My answer to that particular question is: who gives a toss, it doesn’t matter. The butcher is doing his job of serving the customer. That’s what matters. Not which particular part of his budget he had to spend on the biro and till receipt he scribbled the recipe out on, or what glossy term he can label this everyday action with when he’s asked to come up on stage and talk about it or craft an awards entry.

Many marketers could probably say with confidence that they are now set up as digital-ready or even digital-first organisations. But the advent of “digital marketing” (another catch-all, often meaningless term that could probably warrant another ranty column), with all the opportunities it provides via social and mobile and so on, has now presented another worry about reorganising again in the hope of chasing something apparently new and different. And like moths to the lamp, agencies, brand marketers and marketing commentators are rushing towards the mirage that is “content marketing”.

The question shouldn’t be “what is my content marketing strategy?” in the same way that marketers shouldn’t be asking “what’s my TV strategy?”. Start with the founding idea and brand truth and the platforms and mechanisms will follow.

Content marketing is marketing. Sometimes that takes the form of a video, or a partnership with a media owner.
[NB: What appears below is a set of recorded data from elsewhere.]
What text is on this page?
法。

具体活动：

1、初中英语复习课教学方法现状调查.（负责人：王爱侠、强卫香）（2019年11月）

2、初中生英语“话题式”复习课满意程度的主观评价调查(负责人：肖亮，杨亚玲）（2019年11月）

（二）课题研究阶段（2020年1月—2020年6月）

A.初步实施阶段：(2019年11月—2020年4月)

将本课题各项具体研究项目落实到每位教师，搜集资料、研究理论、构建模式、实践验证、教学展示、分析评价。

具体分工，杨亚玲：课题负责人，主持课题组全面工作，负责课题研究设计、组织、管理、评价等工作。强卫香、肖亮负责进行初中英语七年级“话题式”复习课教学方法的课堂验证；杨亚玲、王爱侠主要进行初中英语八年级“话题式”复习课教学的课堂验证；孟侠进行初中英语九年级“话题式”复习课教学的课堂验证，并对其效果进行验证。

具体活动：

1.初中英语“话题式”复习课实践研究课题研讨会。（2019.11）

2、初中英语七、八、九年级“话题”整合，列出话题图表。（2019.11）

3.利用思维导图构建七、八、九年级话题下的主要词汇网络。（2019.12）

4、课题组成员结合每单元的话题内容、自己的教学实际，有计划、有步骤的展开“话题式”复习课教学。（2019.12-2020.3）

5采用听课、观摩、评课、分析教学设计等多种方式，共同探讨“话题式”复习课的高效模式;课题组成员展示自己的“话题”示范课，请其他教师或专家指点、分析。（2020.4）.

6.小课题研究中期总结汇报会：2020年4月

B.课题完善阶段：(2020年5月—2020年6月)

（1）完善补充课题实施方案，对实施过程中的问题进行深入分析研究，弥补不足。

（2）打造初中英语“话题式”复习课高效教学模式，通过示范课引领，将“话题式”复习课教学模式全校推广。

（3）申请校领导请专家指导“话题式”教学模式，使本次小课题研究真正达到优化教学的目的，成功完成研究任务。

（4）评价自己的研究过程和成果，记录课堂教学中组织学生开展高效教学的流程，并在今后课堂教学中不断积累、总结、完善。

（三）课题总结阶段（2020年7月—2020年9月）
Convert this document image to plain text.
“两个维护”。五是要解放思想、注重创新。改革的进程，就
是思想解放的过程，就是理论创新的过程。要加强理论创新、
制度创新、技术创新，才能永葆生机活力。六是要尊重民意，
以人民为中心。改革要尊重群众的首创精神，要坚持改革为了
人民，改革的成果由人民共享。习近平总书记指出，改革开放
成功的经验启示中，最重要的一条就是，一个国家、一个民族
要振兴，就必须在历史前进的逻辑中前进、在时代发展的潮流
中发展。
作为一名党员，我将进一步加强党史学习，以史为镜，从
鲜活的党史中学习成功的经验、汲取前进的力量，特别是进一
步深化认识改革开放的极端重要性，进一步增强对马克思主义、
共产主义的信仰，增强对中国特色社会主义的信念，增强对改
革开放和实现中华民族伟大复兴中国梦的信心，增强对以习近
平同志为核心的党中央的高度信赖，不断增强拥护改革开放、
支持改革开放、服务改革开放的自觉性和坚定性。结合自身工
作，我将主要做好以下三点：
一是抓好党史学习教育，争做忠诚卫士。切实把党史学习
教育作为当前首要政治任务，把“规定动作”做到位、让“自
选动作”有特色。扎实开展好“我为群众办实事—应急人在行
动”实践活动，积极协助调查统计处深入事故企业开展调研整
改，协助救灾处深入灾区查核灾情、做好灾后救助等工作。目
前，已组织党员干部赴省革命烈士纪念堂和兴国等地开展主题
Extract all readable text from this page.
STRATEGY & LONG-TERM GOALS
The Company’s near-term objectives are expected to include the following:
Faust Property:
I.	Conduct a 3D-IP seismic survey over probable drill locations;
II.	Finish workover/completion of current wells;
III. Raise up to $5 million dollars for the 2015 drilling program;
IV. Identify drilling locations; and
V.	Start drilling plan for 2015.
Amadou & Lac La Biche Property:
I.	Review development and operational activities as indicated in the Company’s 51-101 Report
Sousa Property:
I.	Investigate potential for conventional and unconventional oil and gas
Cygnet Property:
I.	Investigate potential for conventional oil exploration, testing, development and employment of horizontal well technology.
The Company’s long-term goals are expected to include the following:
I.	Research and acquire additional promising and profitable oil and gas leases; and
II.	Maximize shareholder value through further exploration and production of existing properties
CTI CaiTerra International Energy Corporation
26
But it’s also that conversation Kristof has over the counter with his butcher. Content isn’t a wondrous new marketing tool just because brands have figured out how to use the internet – it’s been around since the the first brand was ever founded.

Every time a brand talks to a consumer – at them, in conversation with them, or even sometimes when a brand is just listening – it creates content.

Content marketing isn’t a discipline. It’s everything a brand does. If your organisation is sprinting to chase the hubris-ridden content marketing hare, it’s entering a race it is never likely to finish.